The larger the project the higher the probability that communication gaps will occur. As Francis Hartman observes in his book “Don’t park your brain outside: A Practical Guide to Improving Shareholder Value With Smart Management”, “Project failures can be directly attributed to communication failures”.
Compounding Task Completion Probabilities get small fast
As we chain a series of uncertain tasks together in a project plan the overall probability of completing the whole project when originally scheduled reduces dramatically.
In the last example above, we can see that with only three tasks (all at 95% probability) the chance of finishing on schedule has dropped from 95% to 85%. However, projects have more than three tasks and more like 300 or 3,000 tasks. Now the odds look really bad
Of course some of the under’s will cancel out the over’s (but guess which way the trend goes...) and we soon see how estimating large, uncertain endeavours is tremendously challenging for the PM and frustrating for the business. Being able to adjust scope to meet constraints can certainly help.
Chopping Projects Down to Size
The good news is that our sponsors (generally) want the same thing as we do as project managers, namely successful projects. By explaining the risks I have listed here they usually see how it would be in everyone’s best interest to find a way to break projects up.
Some Project Chopping Options to consider include:
By Functional area – look for logical separation points and break the project at these boundaries. If a system has to capture customer orders, manage inventory, and produce financial reports consider each portion as a candidate for a separate project.
Plain Vanilla First – build the system for the 80% of transactions that are straightforward first and add the exceptions as a follow on project. This will deliver the major business benefit early to the organization and it is surprising how often the 20% of exceptions actually shrinks or can be handled off system. If you know things have to be added later keep the design open, but do not code for them now. YAGNI
By User Group – build and implement for the order entry folks first and add the management reports as a latter project. Obviously, we need to consult and ensure necessary details are captured in the first project, but simplifying the requirements set and stakeholder groups will benefit each project.
By Sub-system Replacement – If your new whizz-bang system will replace four existing systems, assess the architecture and tackle them one at a time. Issues become muddled when there are lots of competing groups and addressing them one at a time reduces finger pointing and political manoeuvring.
Some options to avoid include:
By project phase – Do not run requirements gathering and analysis as a project and then spin up another project to develop and test it. This is even worse than a single large project as there is less incentive to do a good job on the first project if the team might be different on the second. An analysis project delivers very little business value, and there is ample opportunity for the follow-on project to blame issues (rightly or wrongly) on the first project.
By financial year – This is not as bad as dividing by phase, but really misses the complexity savings of smaller projects.

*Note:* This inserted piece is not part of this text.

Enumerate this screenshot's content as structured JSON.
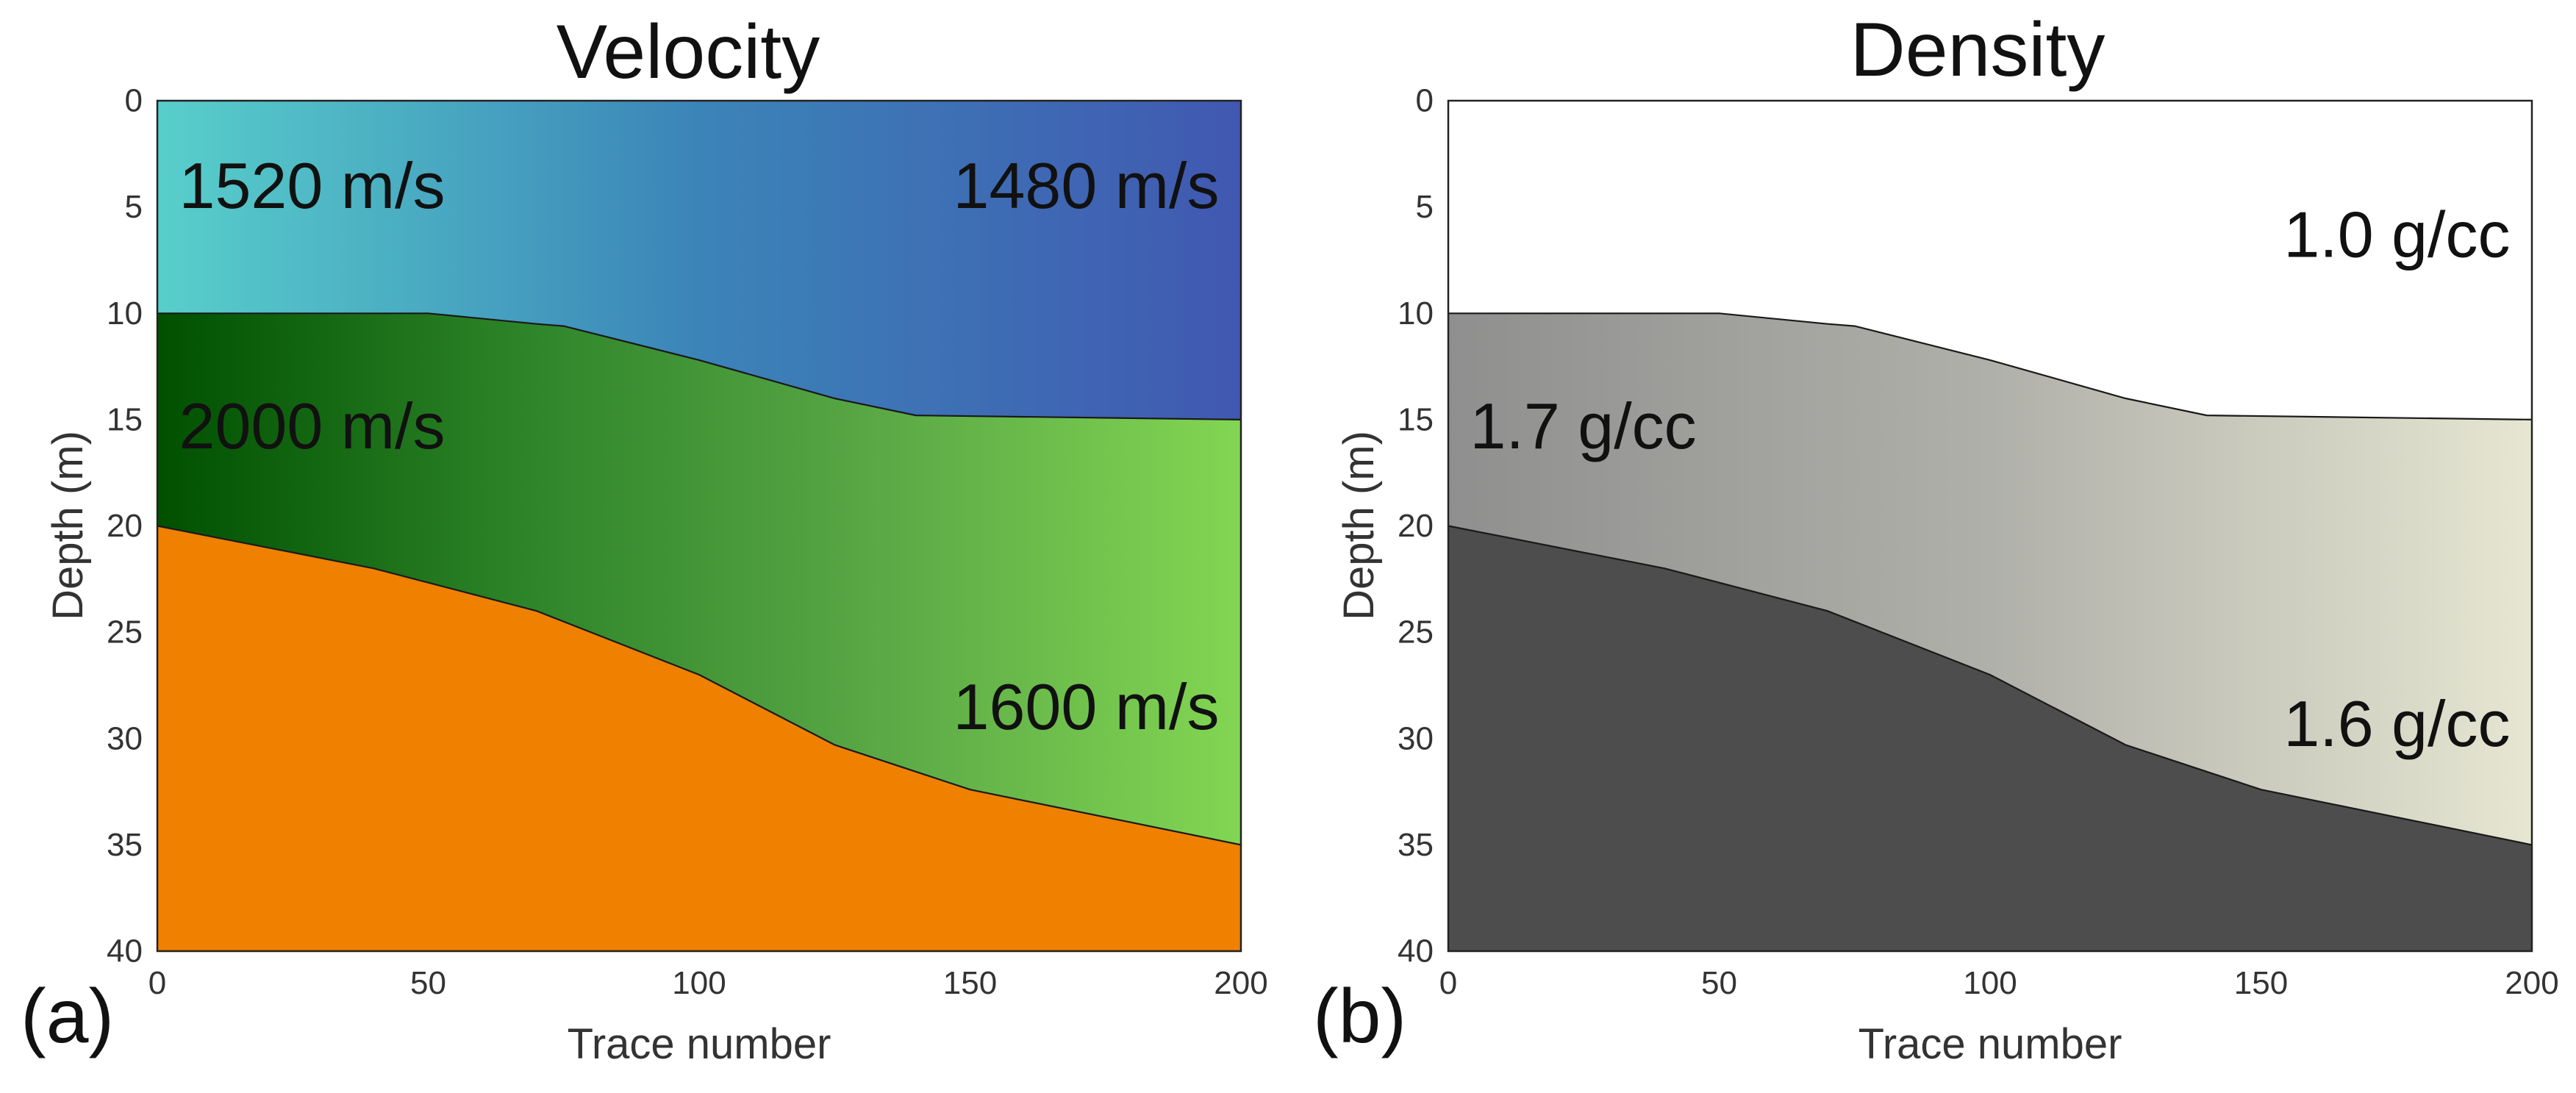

We want fewer participants to manage risk; merely chopping up a broad team into shorter pieces misses the main benefit.
So, do yourself and your organization a favour, don’t take on the mega projects without considering how to make it a series of mini projects first. Some projects are huge and there is little we can do to reduce them, but many more projects are larger or more complex than then could be. I would suggest we park our PM ego at the door not our brain; and manage a collection of small, boring projects to successful completion.